Signaler aux élus les personnes radicalisées ? La proposition d'Emmanuel Macron fait débat
Les maires pourront-ils savoir qui est fiché pour radicalisation islamiste dans leur commune ? Cette proposition esquissée par Emmanuel Macron fait débat parmi les élus locaux et au sein des services de renseignement, qui appellent à bien encadrer l'accès à ces informations confidentielles.
Lors de son discours sur les banlieues mardi 22 mai, le chef de l'Etat a répondu favorablement à une demande formulée de longue date par certains élus : il faut que les préfets "échangent" avec les maires sur les personnes fichées dans leurs villes, a dit Emmanuel Macron, prenant le contrepied du gouvernement précédent.
Les maires doivent connaître les profils "les plus à risque", a-t-il ajouté, en se référant au fichier des signalements pour la prévention de la radicalisation à caractère terroriste (FSPRT) où figurait notamment l'auteur de la récente attaque au couteau à Paris.
Près de 20.000 noms figurent sur ce fichier administratif, qui regroupe aussi bien des suspects judiciarisés ou incarcérés, que des personnes qui présentent des signes de radicalisation, sans avoir été mis en cause.
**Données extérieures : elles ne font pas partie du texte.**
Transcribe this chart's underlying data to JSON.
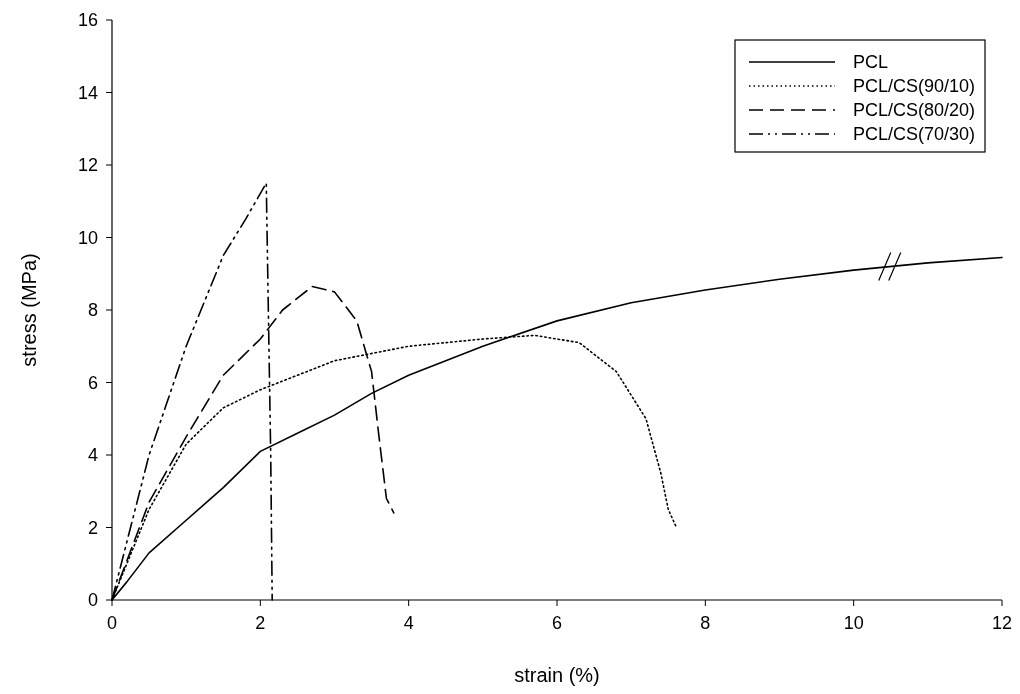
{
  "chart_data": {
    "type": "line",
    "xlabel": "strain (%)",
    "ylabel": "stress (MPa)",
    "xlim": [
      0,
      12
    ],
    "ylim": [
      0,
      16
    ],
    "xticks": [
      0,
      2,
      4,
      6,
      8,
      10,
      12
    ],
    "yticks": [
      0,
      2,
      4,
      6,
      8,
      10,
      12,
      14,
      16
    ],
    "grid": false,
    "legend": "top right",
    "series": [
      {
        "name": "PCL",
        "color": "#000000",
        "line_style": "solid",
        "x": [
          0,
          0.2,
          0.5,
          1,
          1.5,
          2,
          2.5,
          3,
          3.5,
          4,
          5,
          6,
          7,
          8,
          9,
          10,
          11,
          12
        ],
        "values": [
          0,
          0.5,
          1.3,
          2.2,
          3.1,
          4.1,
          4.6,
          5.1,
          5.7,
          6.2,
          7.0,
          7.7,
          8.2,
          8.55,
          8.85,
          9.1,
          9.3,
          9.45
        ]
      },
      {
        "name": "PCL/CS(90/10)",
        "color": "#000000",
        "line_style": "dotted",
        "x": [
          0,
          0.5,
          1,
          1.5,
          2,
          3,
          4,
          5,
          5.7,
          6.3,
          6.8,
          7.2,
          7.4,
          7.5,
          7.6
        ],
        "values": [
          0,
          2.5,
          4.3,
          5.3,
          5.8,
          6.6,
          7.0,
          7.2,
          7.3,
          7.1,
          6.3,
          5.0,
          3.5,
          2.5,
          2.05
        ]
      },
      {
        "name": "PCL/CS(80/20)",
        "color": "#000000",
        "line_style": "dashed",
        "x": [
          0,
          0.5,
          1,
          1.5,
          2,
          2.3,
          2.7,
          3,
          3.3,
          3.5,
          3.6,
          3.7,
          3.8
        ],
        "values": [
          0,
          2.7,
          4.5,
          6.2,
          7.2,
          8.0,
          8.65,
          8.5,
          7.7,
          6.3,
          4.5,
          2.8,
          2.4
        ]
      },
      {
        "name": "PCL/CS(70/30)",
        "color": "#000000",
        "line_style": "dashdot",
        "x": [
          0,
          0.5,
          1,
          1.5,
          1.8,
          2.08,
          2.1,
          2.14,
          2.16
        ],
        "values": [
          0,
          4.0,
          7.0,
          9.5,
          10.5,
          11.5,
          9,
          4,
          0
        ]
      }
    ]
  }
}
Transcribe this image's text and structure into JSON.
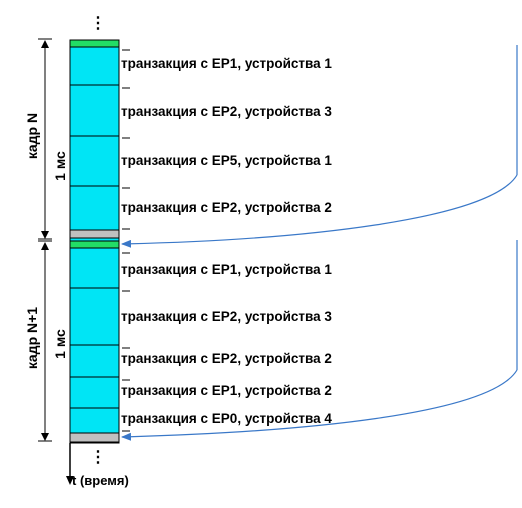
{
  "frames": [
    {
      "label": "кадр N",
      "duration": "1 мс",
      "transactions": [
        "транзакция с EP1, устройства 1",
        "транзакция с EP2, устройства 3",
        "транзакция с EP5, устройства 1",
        "транзакция с EP2, устройства 2"
      ]
    },
    {
      "label": "кадр N+1",
      "duration": "1 мс",
      "transactions": [
        "транзакция с EP1, устройства 1",
        "транзакция с EP2, устройства 3",
        "транзакция с EP2, устройства 2",
        "транзакция с EP1, устройства 2",
        "транзакция с EP0, устройства 4"
      ]
    }
  ],
  "time_axis_label": "t (время)",
  "ellipsis": "⋮",
  "colors": {
    "slot_fill": "#00e5f5",
    "sof_green": "#22dd66",
    "eof_gray": "#c0c0c0",
    "arrow_blue": "#3a78c8",
    "line": "#000000"
  }
}
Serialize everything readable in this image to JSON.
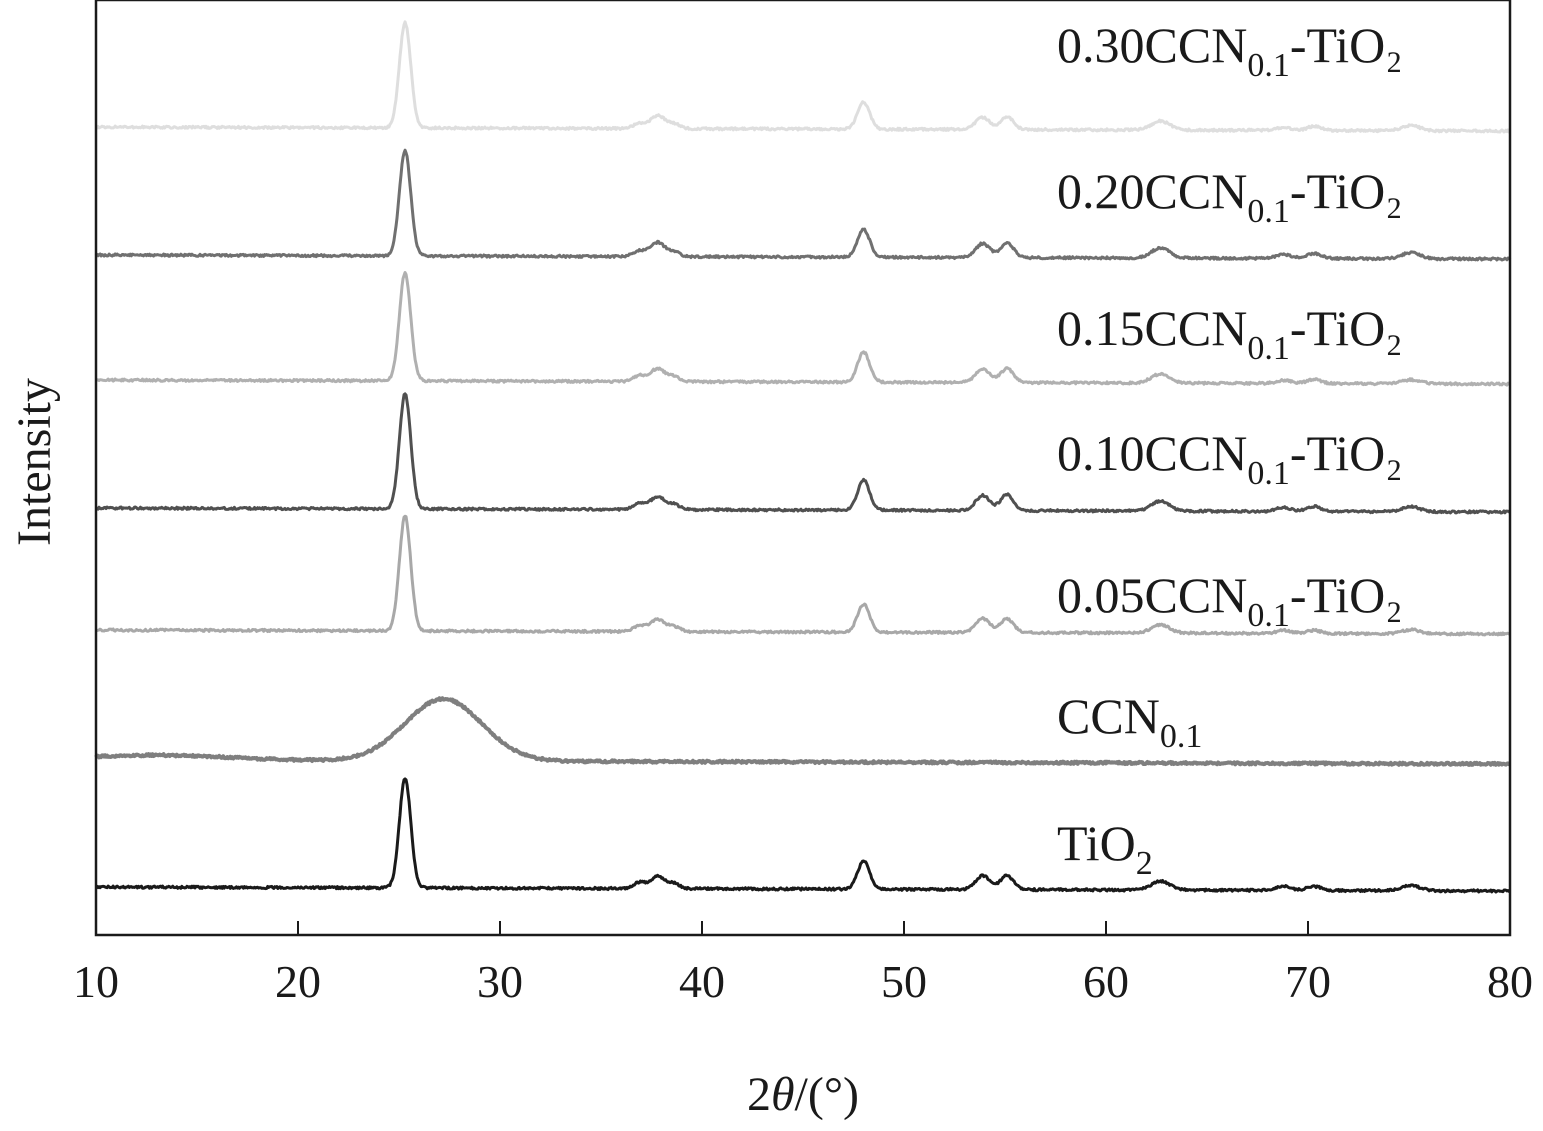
{
  "chart_data": {
    "type": "line",
    "xlabel_parts": {
      "prefix": "2",
      "var": "θ",
      "suffix": "/(°)"
    },
    "ylabel": "Intensity",
    "xlim": [
      10,
      80
    ],
    "xticks": [
      10,
      20,
      30,
      40,
      50,
      60,
      70,
      80
    ],
    "y_ticks_shown": false,
    "grid": false,
    "legend": "inline labels at right of each trace",
    "series": [
      {
        "label": {
          "main": "TiO",
          "sub": "2",
          "tail": ""
        },
        "color": "#1a1a1a",
        "baseline": 0,
        "peaks": [
          {
            "x": 25.3,
            "h": 110,
            "w": 0.28
          },
          {
            "x": 36.9,
            "h": 6,
            "w": 0.3
          },
          {
            "x": 37.8,
            "h": 12,
            "w": 0.35
          },
          {
            "x": 38.6,
            "h": 5,
            "w": 0.3
          },
          {
            "x": 48.0,
            "h": 28,
            "w": 0.3
          },
          {
            "x": 53.9,
            "h": 14,
            "w": 0.35
          },
          {
            "x": 55.1,
            "h": 14,
            "w": 0.32
          },
          {
            "x": 62.7,
            "h": 9,
            "w": 0.45
          },
          {
            "x": 68.8,
            "h": 4,
            "w": 0.35
          },
          {
            "x": 70.3,
            "h": 4,
            "w": 0.35
          },
          {
            "x": 75.1,
            "h": 5,
            "w": 0.45
          }
        ]
      },
      {
        "label": {
          "main": "CCN",
          "sub": "0.1",
          "tail": ""
        },
        "color": "#7f7f7f",
        "baseline": 0,
        "peaks": [
          {
            "x": 13.1,
            "h": 5,
            "w": 3.5
          },
          {
            "x": 27.2,
            "h": 62,
            "w": 1.9
          }
        ]
      },
      {
        "label": {
          "main": "0.05CCN",
          "sub": "0.1",
          "tail": "-TiO₂"
        },
        "color": "#a8a8a8",
        "baseline": 0,
        "peaks": [
          {
            "x": 25.3,
            "h": 115,
            "w": 0.28
          },
          {
            "x": 36.9,
            "h": 6,
            "w": 0.3
          },
          {
            "x": 37.8,
            "h": 12,
            "w": 0.35
          },
          {
            "x": 38.6,
            "h": 5,
            "w": 0.3
          },
          {
            "x": 48.0,
            "h": 28,
            "w": 0.3
          },
          {
            "x": 53.9,
            "h": 14,
            "w": 0.35
          },
          {
            "x": 55.1,
            "h": 14,
            "w": 0.32
          },
          {
            "x": 62.7,
            "h": 8,
            "w": 0.45
          },
          {
            "x": 68.8,
            "h": 3,
            "w": 0.35
          },
          {
            "x": 70.3,
            "h": 3,
            "w": 0.35
          },
          {
            "x": 75.1,
            "h": 4,
            "w": 0.45
          }
        ]
      },
      {
        "label": {
          "main": "0.10CCN",
          "sub": "0.1",
          "tail": "-TiO₂"
        },
        "color": "#505050",
        "baseline": 0,
        "peaks": [
          {
            "x": 25.3,
            "h": 115,
            "w": 0.28
          },
          {
            "x": 36.9,
            "h": 6,
            "w": 0.3
          },
          {
            "x": 37.8,
            "h": 13,
            "w": 0.35
          },
          {
            "x": 38.6,
            "h": 5,
            "w": 0.3
          },
          {
            "x": 48.0,
            "h": 30,
            "w": 0.3
          },
          {
            "x": 53.9,
            "h": 15,
            "w": 0.35
          },
          {
            "x": 55.1,
            "h": 16,
            "w": 0.32
          },
          {
            "x": 62.7,
            "h": 10,
            "w": 0.45
          },
          {
            "x": 68.8,
            "h": 4,
            "w": 0.35
          },
          {
            "x": 70.3,
            "h": 5,
            "w": 0.35
          },
          {
            "x": 75.1,
            "h": 5,
            "w": 0.45
          }
        ]
      },
      {
        "label": {
          "main": "0.15CCN",
          "sub": "0.1",
          "tail": "-TiO₂"
        },
        "color": "#b0b0b0",
        "baseline": 0,
        "peaks": [
          {
            "x": 25.3,
            "h": 108,
            "w": 0.28
          },
          {
            "x": 36.9,
            "h": 6,
            "w": 0.3
          },
          {
            "x": 37.8,
            "h": 13,
            "w": 0.35
          },
          {
            "x": 38.6,
            "h": 5,
            "w": 0.3
          },
          {
            "x": 48.0,
            "h": 30,
            "w": 0.3
          },
          {
            "x": 53.9,
            "h": 14,
            "w": 0.35
          },
          {
            "x": 55.1,
            "h": 14,
            "w": 0.32
          },
          {
            "x": 62.7,
            "h": 9,
            "w": 0.45
          },
          {
            "x": 68.8,
            "h": 3,
            "w": 0.35
          },
          {
            "x": 70.3,
            "h": 4,
            "w": 0.35
          },
          {
            "x": 75.1,
            "h": 4,
            "w": 0.45
          }
        ]
      },
      {
        "label": {
          "main": "0.20CCN",
          "sub": "0.1",
          "tail": "-TiO₂"
        },
        "color": "#707070",
        "baseline": 0,
        "peaks": [
          {
            "x": 25.3,
            "h": 105,
            "w": 0.28
          },
          {
            "x": 36.9,
            "h": 6,
            "w": 0.3
          },
          {
            "x": 37.8,
            "h": 14,
            "w": 0.35
          },
          {
            "x": 38.6,
            "h": 5,
            "w": 0.3
          },
          {
            "x": 48.0,
            "h": 28,
            "w": 0.3
          },
          {
            "x": 53.9,
            "h": 14,
            "w": 0.35
          },
          {
            "x": 55.1,
            "h": 15,
            "w": 0.32
          },
          {
            "x": 62.7,
            "h": 10,
            "w": 0.45
          },
          {
            "x": 68.8,
            "h": 4,
            "w": 0.35
          },
          {
            "x": 70.3,
            "h": 5,
            "w": 0.35
          },
          {
            "x": 75.1,
            "h": 6,
            "w": 0.45
          }
        ]
      },
      {
        "label": {
          "main": "0.30CCN",
          "sub": "0.1",
          "tail": "-TiO₂"
        },
        "color": "#dedede",
        "baseline": 0,
        "peaks": [
          {
            "x": 25.3,
            "h": 105,
            "w": 0.28
          },
          {
            "x": 36.9,
            "h": 5,
            "w": 0.3
          },
          {
            "x": 37.8,
            "h": 13,
            "w": 0.35
          },
          {
            "x": 38.6,
            "h": 5,
            "w": 0.3
          },
          {
            "x": 48.0,
            "h": 27,
            "w": 0.3
          },
          {
            "x": 53.9,
            "h": 12,
            "w": 0.35
          },
          {
            "x": 55.1,
            "h": 13,
            "w": 0.32
          },
          {
            "x": 62.7,
            "h": 9,
            "w": 0.45
          },
          {
            "x": 68.8,
            "h": 3,
            "w": 0.35
          },
          {
            "x": 70.3,
            "h": 4,
            "w": 0.35
          },
          {
            "x": 75.1,
            "h": 5,
            "w": 0.45
          }
        ]
      }
    ]
  }
}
Au total, 11.000 "profils actifs" y sont répertoriés et font l'objet d'une prise en compte des services.
Bruno Beschizza, maire LR d'Aulnay-sous-Bois, s'est félicité de l'annonce présidentielle : "Il y a une prise de conscience d'une attente de certains élus", dit-il à l'AFP.
L'édile de Seine-Saint-Denis est l'un des premiers à avoir fait cette demande, après avoir découvert qu'un complice présumé du tueur de l'Hyper Cacher en 2015 avait été employé en 2010 par la mairie, alors qu'il était connu des services antiterroristes.
"Je ne suis pas là pour faire la police de la pensée au sein de ma mairie, explique l'élu. Ce qui m'intéresse, c'est la notion de dangerosité."
Un avis partagé par Pierre Tebaldini, directeur de cabinet de la mairie de Lagny-sur-Marne. C'est dans cette commune de Seine-et-Marne que la première mosquée a été fermée après les attentats du 13 novembre, en raison des prêches radicaux de ses imams.
L'accès aux fichiers serait "une très bonne chose, dit-il. On pourra recouper cette liste avec celles des clubs sportifs, et aussi celle des employés municipaux, pour s'assurer qu'aucune de ces personnes n'est au contact de jeunes."
Risque de "lynchage"
Mais la mesure fait débat chez beaucoup d'élus. Certains, comme Raphaël Cognet, maire (LR) de Mantes-la-Jolie (Yvelines), disent craindre une mesure "gadget", "un système où les maires ont une information et ne peuvent rien en faire".
Autre risque pour les maires mis au secret : devoir porter "une responsabilité qui n'est pas la leur", prévient Sylvine Thomassin, maire PS de Bondy (Seine-Saint-Denis). "Si un drame survient, on va dire 'le maire était au courant et n'a rien fait', mais le maire ne pouvait rien faire, il n'a pas de prise sur la sécurité publique."
"Sur le principe, je ne suis pas hostile", complète François Garay, maire
(DVG) des Mureaux (Yvelines), "mais je pense qu'il faut bien dissocier ce qui est le pouvoir de l'Etat, le procureur, la police, et le pouvoir que nous, élus, avons".
Il faut aussi former les élus "à gérer l'information", prévient Pierre Tebaldini. Il ne faut pas "balancer de noms sur la place publique. Car le risque de lynchage existe aussi".
Un problème également pointé par une source au ministère de l'Intérieur. Certains maires "peuvent paniquer, d'autres peuvent dire qu'il y en a trop, d'autres encore pourront avoir une utilisation politicienne de ces informations".
Mais la mesure doit aussi être utile aux services de renseignement. L'un des enjeux est de "compléter le suivi de certains individus par un suivi pluridisciplinaire" notamment par les services sociaux, explique une autre source au ministère. Des échanges existent d'ailleurs déjà avec les autorités locales sur certaines personnes fichées.
"On a un intérêt à ce qu'il y ait un maximum de gens autour des personnes radicalisées qui sont en 'bas du spectre'", pour avoir des informations sur la façon dont elles évoluent", ajoute aussi une source proche du dossier, qui met toutefois en garde contre des échanges d'informations trop poussées.
"Le risque serait d'être contraint de donner toutes les infos ou qu'elles parviennent aux personnes fichées", dit cette source.
"Il y a forcément des choses qui devront rester confidentielles", abonde une des sources au ministère.